Люк оглянулся на нее, хотел было достать портсигар, но не стал. Врачи говорили, что ему нужно бросать, удивительно, но он послушался и сократил. Вот только в марте и ноябре курил больше обычного.
Рей и сама курила в эти месяцы — тайком от папы, но не прячась от мамы.
— Вы понимаете последствия вашего отказа? — сказал Люк резко, со свистящим хрипом в конце предложения, и Рей подумала, что не завидует папиному собеседнику.
— Нет, я не угрожаю. Просто осведомляюсь… Времени вам — до начала следующего месяца.
Он положил трубку, отряхнулся, словно возвращаясь в здесь и сейчас, потом взглянул на Рей.
Та внимательно и быстро огляделась — это была привычка, потом сказала:
— Папа…
— Да, малыш?
— Я встретила в городе молодого парня. Он спрашивал про маму.
— Про маму? — медленно сказал Люк, и его лице ничего нельзя было прочесть.
— Да. Он приезжий. Я сказала, чтобы он приходил к пяти часам. Но показала дом. Зря, наверно.

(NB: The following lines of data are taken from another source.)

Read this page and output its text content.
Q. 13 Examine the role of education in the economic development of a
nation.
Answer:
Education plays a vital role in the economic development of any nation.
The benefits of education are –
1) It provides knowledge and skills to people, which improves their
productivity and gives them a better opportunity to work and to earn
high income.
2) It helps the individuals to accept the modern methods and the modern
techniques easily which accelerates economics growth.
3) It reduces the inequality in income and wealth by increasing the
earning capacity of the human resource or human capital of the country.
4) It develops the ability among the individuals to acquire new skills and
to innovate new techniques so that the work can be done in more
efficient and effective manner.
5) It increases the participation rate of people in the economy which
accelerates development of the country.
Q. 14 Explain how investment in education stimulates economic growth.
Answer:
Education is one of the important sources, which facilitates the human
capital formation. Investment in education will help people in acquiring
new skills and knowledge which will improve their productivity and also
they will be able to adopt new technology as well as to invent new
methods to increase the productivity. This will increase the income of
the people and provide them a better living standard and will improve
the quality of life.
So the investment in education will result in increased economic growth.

Люк достал из шкафа кожаную куртку, и, нахмурившись, сказал:
— Едем сейчас.
Они вышли из кабинета, прошли через мастерскую, Люк сказал что-то Финну, тот кивнул.

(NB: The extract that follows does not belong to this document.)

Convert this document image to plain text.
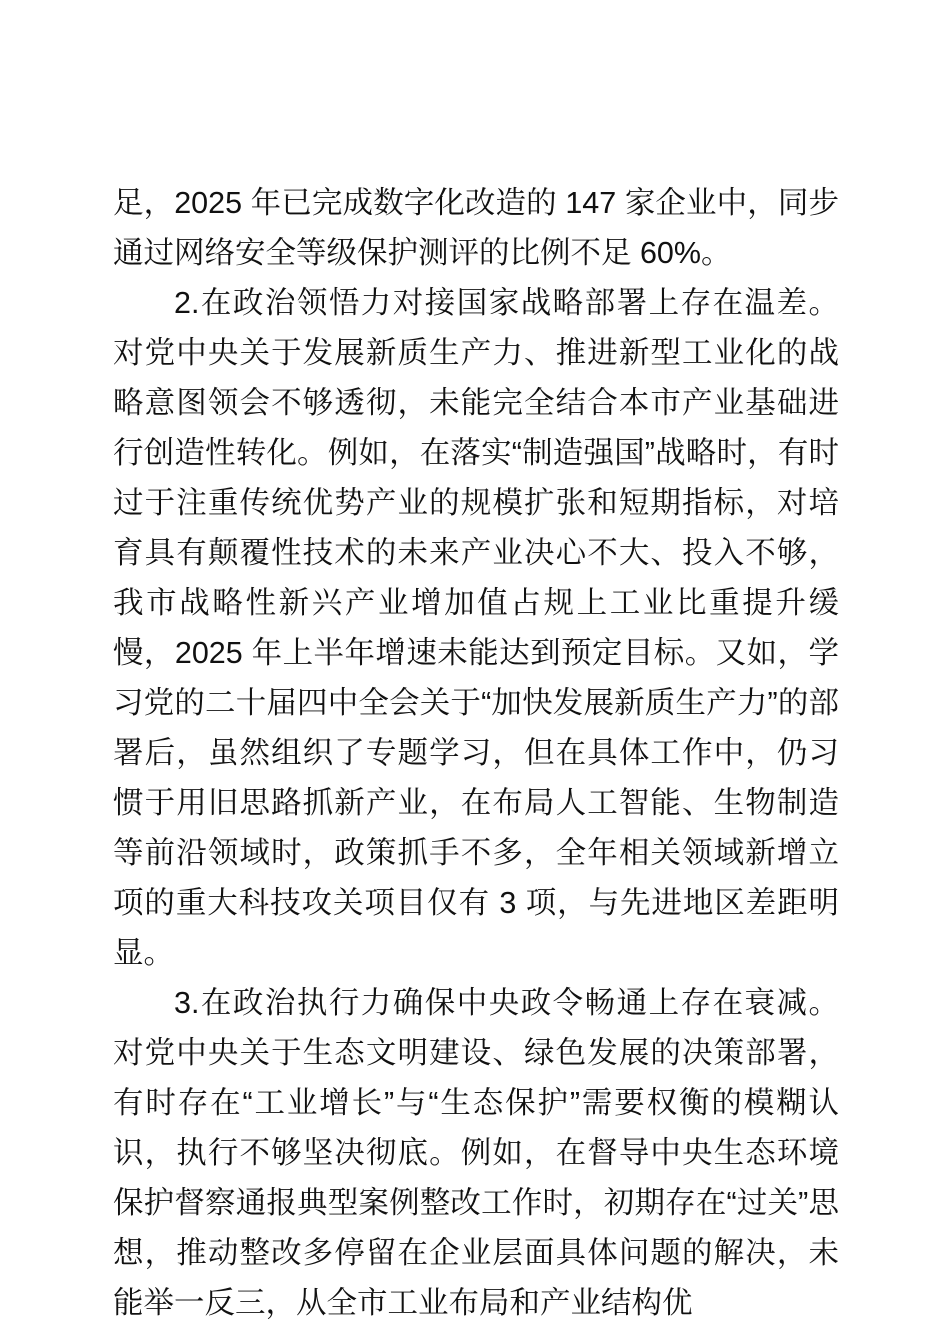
足，2025 年已完成数字化改造的 147 家企业中，同步通过网络安全等级保护测评的比例不足 60%。

2.在政治领悟力对接国家战略部署上存在温差。对党中央关于发展新质生产力、推进新型工业化的战略意图领会不够透彻，未能完全结合本市产业基础进行创造性转化。例如，在落实“制造强国”战略时，有时过于注重传统优势产业的规模扩张和短期指标，对培育具有颠覆性技术的未来产业决心不大、投入不够，我市战略性新兴产业增加值占规上工业比重提升缓慢，2025 年上半年增速未能达到预定目标。又如，学习党的二十届四中全会关于“加快发展新质生产力”的部署后，虽然组织了专题学习，但在具体工作中，仍习惯于用旧思路抓新产业，在布局人工智能、生物制造等前沿领域时，政策抓手不多，全年相关领域新增立项的重大科技攻关项目仅有 3 项，与先进地区差距明显。

3.在政治执行力确保中央政令畅通上存在衰减。对党中央关于生态文明建设、绿色发展的决策部署，有时存在“工业增长”与“生态保护”需要权衡的模糊认识，执行不够坚决彻底。例如，在督导中央生态环境保护督察通报典型案例整改工作时，初期存在“过关”思想，推动整改多停留在企业层面具体问题的解决，未能举一反三，从全市工业布局和产业结构优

Когда они подошли к машине, Люк все-таки достал сигарету, глядя на Рей слегка виновато, но та не стала протестовать: открыла заднюю дверцу, и Биби проворно запрыгнул внутрь.
Люк сказал, глядя куда-то в даль:
— На твое имя сегодня пришло письмо — сразу после того, как ты умчалась. Я, конечно, его не вскрывал, но… На конверте был обратный адрес. Колледж гражданской авиации, Форт Пиерс. Ты ничего не хочешь мне рассказать, малыш?
Рей напряглась. Потом сказала, как будто собравшись с духом:
— Я подала заявку, папа. Я хочу быть пилотом.
— Форт Пиерс — это же Флорида. Через всю страну… Так далеко.
Люк смотрел вдаль, в точку, где небо и земля смешивались в предвечернем тумане.
— Я хочу быть пилотом, папа.
Люк пожал плечами. Помолчал, мучительно не глядя на нее, потом, словно собравшись с духом, сказал:
— Я думаю, если даже ты не выиграешь грант, нам хватит денег на то, чтобы оплатить обучение. Будешь приезжать на каникулы… На Рождество…
— Правда?..
— Конечно, — он обернулся, и глаза у него вдруг стали удивительно синими, — Конечно, ты станешь пилотом. Это долго, тяжело, изнурительно, но ты станешь. Тебе будет труднее, чем другим, потому что ты девушка, но ты не боишься трудностей, правда, малыш?
— Папа! — растроганно сказала Рей.
— Я и сам хотел одно время… Но маму нельзя было оставлять надолго, и к тому же, кто доверил бы самолет человеку с двумя судимостями?..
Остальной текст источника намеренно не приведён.